I scan the Cornucopia, the tributes from three are dead, as well as the girls from five and eleven, the boys from seven, ten and twelve. I count on my fingers. Seven dead already, this has been an eventful bloodbath. I look up at all the careers, we're all unscathed. I pant heavily then am the first to speak, showing I am ready. I am blocking out the events of the bloodbath from my mind.
"Seven dead already. Thank goodness they don't do cannon shots in the bloodbath or I'd be deaf by now."
Anvike grins crazily and drops the girl from district three, her limp bloody body riddled with holes. The first to speak is generally the leader and I can tell he won't like it if it turns out that I'm the leader and I don't want to cross him.
"We should search them; see if they've got anything." He says, trying to take control, as if challenging me to even breathe out of place.

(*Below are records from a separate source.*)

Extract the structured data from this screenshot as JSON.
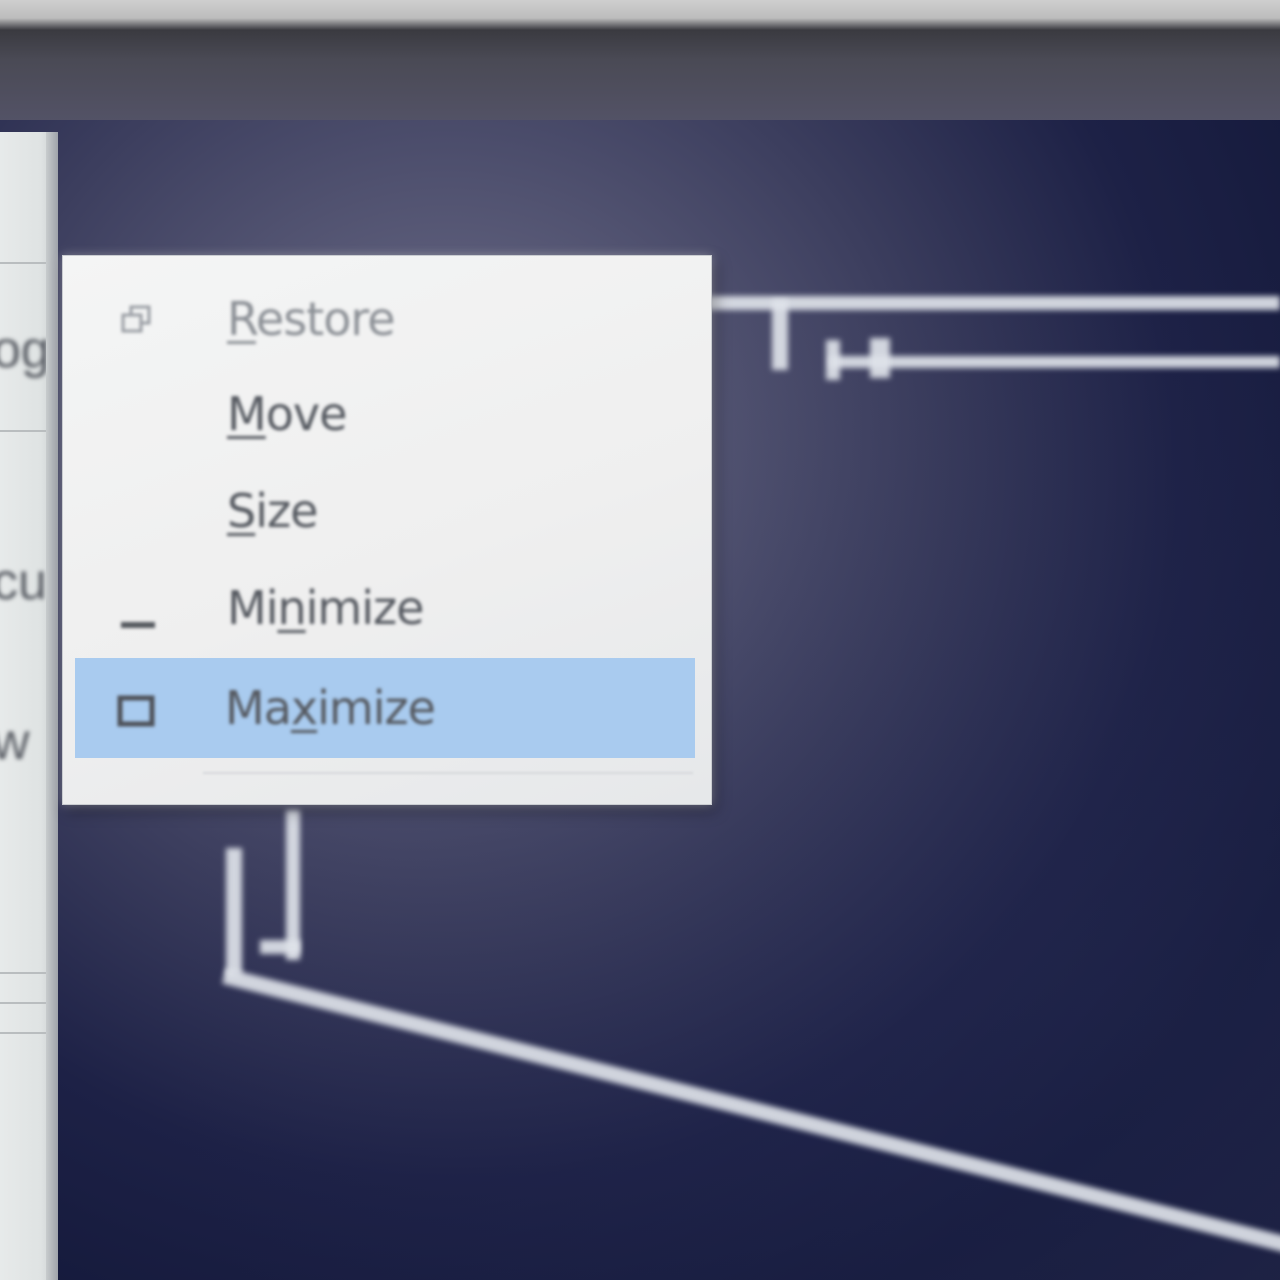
{
  "left_window": {
    "text_rows": [
      "og",
      "cu",
      "w"
    ]
  },
  "context_menu": {
    "items": [
      {
        "pre": "",
        "accel": "R",
        "post": "estore",
        "icon": "restore-icon",
        "enabled": false,
        "highlighted": false
      },
      {
        "pre": "",
        "accel": "M",
        "post": "ove",
        "icon": "",
        "enabled": true,
        "highlighted": false
      },
      {
        "pre": "",
        "accel": "S",
        "post": "ize",
        "icon": "",
        "enabled": true,
        "highlighted": false
      },
      {
        "pre": "Mi",
        "accel": "n",
        "post": "imize",
        "icon": "minimize-icon",
        "enabled": true,
        "highlighted": false
      },
      {
        "pre": "Ma",
        "accel": "x",
        "post": "imize",
        "icon": "maximize-icon",
        "enabled": true,
        "highlighted": true
      }
    ]
  },
  "colors": {
    "highlight": "#a9cbef",
    "menu_bg": "#f0f1f1",
    "desktop_dark": "#1d2146"
  }
}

I am about to mention that they can't have picked up anything great and essential in the bloodbath but I bite my lip. I almost hit myself as I re-open the clot that had been forming there, but then that would have meant more self-harm, which isn't a good thing. Hopefully there's still some Capitol medicine in my bloodstream. I nod and we set to work. I grimly bend down over the boy from district twelve. I rack my brains for his name. I think it was Leo or something like that. Maybe I'll never know. I look at his face and then at my hands. Murderer's hands, I had told myself this morning but not believed it for one second. Yet here I am looking at murderer's hands. I wipe the sweat from them on my baggy black shorts and look in his pale face.
As the daughter of the head peacemaker I've seen dead people before, but never someone I've killed myself. I now understand why my father sobbed mercilessly the night Vivian's family was hung. I thought it was because he has been made a mockery of with the song, but now I understand. The guilt of killing someone breaks you down, even the very soul of you crumbling. That's what I feel now, but I have to be strong, I have to look cool. I rummage around in the boy's pockets of his jacket but find nothing, of course. Fourteen, my conscience murmurs, he looks fourteen, just a year younger than you are now. Your mother was alive at that age, you were happy.

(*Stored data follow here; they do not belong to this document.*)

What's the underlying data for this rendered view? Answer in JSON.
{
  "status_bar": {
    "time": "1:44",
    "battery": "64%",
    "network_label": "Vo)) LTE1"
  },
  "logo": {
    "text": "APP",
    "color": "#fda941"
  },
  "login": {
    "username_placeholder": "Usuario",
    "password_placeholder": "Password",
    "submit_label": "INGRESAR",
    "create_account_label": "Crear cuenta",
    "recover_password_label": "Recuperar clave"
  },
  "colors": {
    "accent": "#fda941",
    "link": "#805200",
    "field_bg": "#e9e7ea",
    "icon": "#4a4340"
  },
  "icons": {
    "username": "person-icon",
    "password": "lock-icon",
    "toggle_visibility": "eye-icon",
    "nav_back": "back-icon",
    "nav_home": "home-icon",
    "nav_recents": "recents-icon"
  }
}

I close my eyes and roll the body over, removing the jacket just in case it gets really cold. I realize I'm with the careers so no-one should be worrying about being cold with all the supplies but I still hold the jacket. When I see Suzie looking at me I shrug and roll the jacket up.
"Might come in useful." I say defensively, even though I know it won't. The reason I keep the jacket is that I want something of his, like a souvenir perhaps, but not something to enjoy or relish; something that will keep me aware of what I am and what I have become, a murderer. Because I, Kara Jaymond have killed someone, and am never going to forget it.